Valid Arguments

Several States’ Attorneys General have filed an amicus brief in a Supreme Court case centered on whether Texas and Florida statutes that limit Big Tech’s ability to censor speech done on their platforms are legitimate. The analogy they draw is one valid argument.

[Summarized by Fox News]: [G]iving Big Tech the ability to moderate or censor users’ content would be like giving cable or telephone companies permission to cut phone lines on speech at their discretion. The AGs note that under federal “must-carry requirements,” those companies are banned from subjugating any speech on their lines.

And:

The Eleventh Circuit concluded social media companies could censor content because they have “historically exercised” power to refuse transmission of disfavored ideas.
But telegraph companies have a much longer history of censorship. Social media is less than two decades old. Congress did not impose must-carry requirements on telegraphs until 1888, 50 years after their invention[.]
Yet it is well recognized today that those must-carry regulations were constitutional—even though this Court declared that telegraph companies are “not common carriers.” History thus provides no basis for dismissing the striking similarities between social media companies and telegraph and telephones by dubbing social-media censorship “editorial judgment[.]”
While the earlier laws applied to telegraphs and telephones, it is no different when the companies carrying other people’s speech are digital rather than analog[.]
The States thus have a paramount interest in urging this Court to affirm that longstanding, historic authority of States to protect freedom of speech and enable representative government by prohibiting dominant communication networks from censoring[.]

There is one more argument that is, IMNSHO opinion, dispositively on point. This is the status of those Big Tech platforms—X (nee Twitter), Meta’s Facebook, and Alphabet’s YouTube, for instance—as public forums.
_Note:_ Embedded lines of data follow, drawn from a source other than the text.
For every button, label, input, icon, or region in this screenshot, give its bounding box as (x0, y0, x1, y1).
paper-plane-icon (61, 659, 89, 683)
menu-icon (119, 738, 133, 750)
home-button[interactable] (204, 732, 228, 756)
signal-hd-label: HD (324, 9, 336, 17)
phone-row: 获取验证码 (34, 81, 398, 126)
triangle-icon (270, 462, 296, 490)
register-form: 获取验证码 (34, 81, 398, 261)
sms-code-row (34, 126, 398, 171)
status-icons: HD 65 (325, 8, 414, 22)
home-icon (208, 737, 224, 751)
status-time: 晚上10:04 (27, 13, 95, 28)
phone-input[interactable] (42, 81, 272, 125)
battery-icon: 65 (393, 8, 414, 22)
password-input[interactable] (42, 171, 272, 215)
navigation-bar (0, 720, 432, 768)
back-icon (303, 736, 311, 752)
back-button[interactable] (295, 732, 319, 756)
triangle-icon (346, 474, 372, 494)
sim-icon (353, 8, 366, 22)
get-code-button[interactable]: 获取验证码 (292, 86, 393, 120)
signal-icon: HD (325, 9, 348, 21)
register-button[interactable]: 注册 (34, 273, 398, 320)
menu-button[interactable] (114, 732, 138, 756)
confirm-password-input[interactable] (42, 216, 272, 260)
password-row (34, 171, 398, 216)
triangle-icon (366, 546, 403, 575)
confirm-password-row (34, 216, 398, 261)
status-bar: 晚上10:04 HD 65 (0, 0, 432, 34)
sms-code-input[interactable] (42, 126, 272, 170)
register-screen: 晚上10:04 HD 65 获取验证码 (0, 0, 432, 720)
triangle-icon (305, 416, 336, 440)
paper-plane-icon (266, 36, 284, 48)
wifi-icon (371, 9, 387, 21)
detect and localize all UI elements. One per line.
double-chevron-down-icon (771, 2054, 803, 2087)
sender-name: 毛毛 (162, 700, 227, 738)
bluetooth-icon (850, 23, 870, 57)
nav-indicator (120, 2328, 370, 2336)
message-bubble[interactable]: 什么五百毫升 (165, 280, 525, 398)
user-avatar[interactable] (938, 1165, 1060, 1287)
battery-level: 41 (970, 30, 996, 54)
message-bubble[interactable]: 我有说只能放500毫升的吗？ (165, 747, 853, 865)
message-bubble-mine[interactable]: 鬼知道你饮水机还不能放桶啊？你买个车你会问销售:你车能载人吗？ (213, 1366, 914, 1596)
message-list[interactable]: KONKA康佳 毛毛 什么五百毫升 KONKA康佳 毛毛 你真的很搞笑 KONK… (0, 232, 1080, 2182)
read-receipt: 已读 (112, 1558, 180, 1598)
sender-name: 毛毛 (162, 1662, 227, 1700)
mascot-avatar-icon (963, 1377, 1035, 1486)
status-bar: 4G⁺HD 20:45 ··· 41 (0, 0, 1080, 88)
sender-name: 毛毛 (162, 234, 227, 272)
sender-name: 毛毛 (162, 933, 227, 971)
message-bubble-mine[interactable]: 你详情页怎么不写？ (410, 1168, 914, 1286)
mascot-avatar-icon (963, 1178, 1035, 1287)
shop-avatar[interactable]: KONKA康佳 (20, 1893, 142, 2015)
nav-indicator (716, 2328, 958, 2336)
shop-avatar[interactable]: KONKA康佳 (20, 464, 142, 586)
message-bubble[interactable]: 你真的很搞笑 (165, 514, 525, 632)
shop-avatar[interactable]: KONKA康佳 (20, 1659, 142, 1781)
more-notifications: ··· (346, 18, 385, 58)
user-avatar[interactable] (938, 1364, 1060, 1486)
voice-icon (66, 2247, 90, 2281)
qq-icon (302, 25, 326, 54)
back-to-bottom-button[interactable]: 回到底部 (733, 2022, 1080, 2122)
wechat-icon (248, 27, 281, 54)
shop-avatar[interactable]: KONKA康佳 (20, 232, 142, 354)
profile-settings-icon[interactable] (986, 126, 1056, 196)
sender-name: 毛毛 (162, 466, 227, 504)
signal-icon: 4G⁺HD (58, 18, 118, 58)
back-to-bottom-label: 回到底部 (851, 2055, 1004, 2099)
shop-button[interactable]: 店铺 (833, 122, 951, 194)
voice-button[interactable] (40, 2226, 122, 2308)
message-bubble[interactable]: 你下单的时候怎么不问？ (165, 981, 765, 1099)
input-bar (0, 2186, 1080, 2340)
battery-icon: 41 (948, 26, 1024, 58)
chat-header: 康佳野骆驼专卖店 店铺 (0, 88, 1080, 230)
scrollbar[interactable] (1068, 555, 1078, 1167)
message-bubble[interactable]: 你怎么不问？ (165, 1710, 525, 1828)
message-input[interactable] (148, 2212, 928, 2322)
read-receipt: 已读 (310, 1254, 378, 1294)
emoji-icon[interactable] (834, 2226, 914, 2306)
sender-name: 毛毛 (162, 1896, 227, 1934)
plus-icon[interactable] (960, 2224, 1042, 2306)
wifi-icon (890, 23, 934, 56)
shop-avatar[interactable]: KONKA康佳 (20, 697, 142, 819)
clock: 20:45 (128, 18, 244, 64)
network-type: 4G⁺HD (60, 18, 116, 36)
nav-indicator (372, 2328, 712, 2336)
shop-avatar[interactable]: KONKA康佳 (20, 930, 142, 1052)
Indeed, some of these platforms have explicitly stated that they intend to be public squares for public discourse, even as they also provide mechanisms for exchanging private correspondence.

The public square is precisely where speech may not be censored except within a very few very narrowly defined boundaries—incitement to riot, explicit threats of violence against particular persons. Whether any Big Tech platform has explicitly styled itself a public square, each of these platforms have grown so large—become so dominant—that each one of them is, de facto, a public square. Their censorship practices must be barred.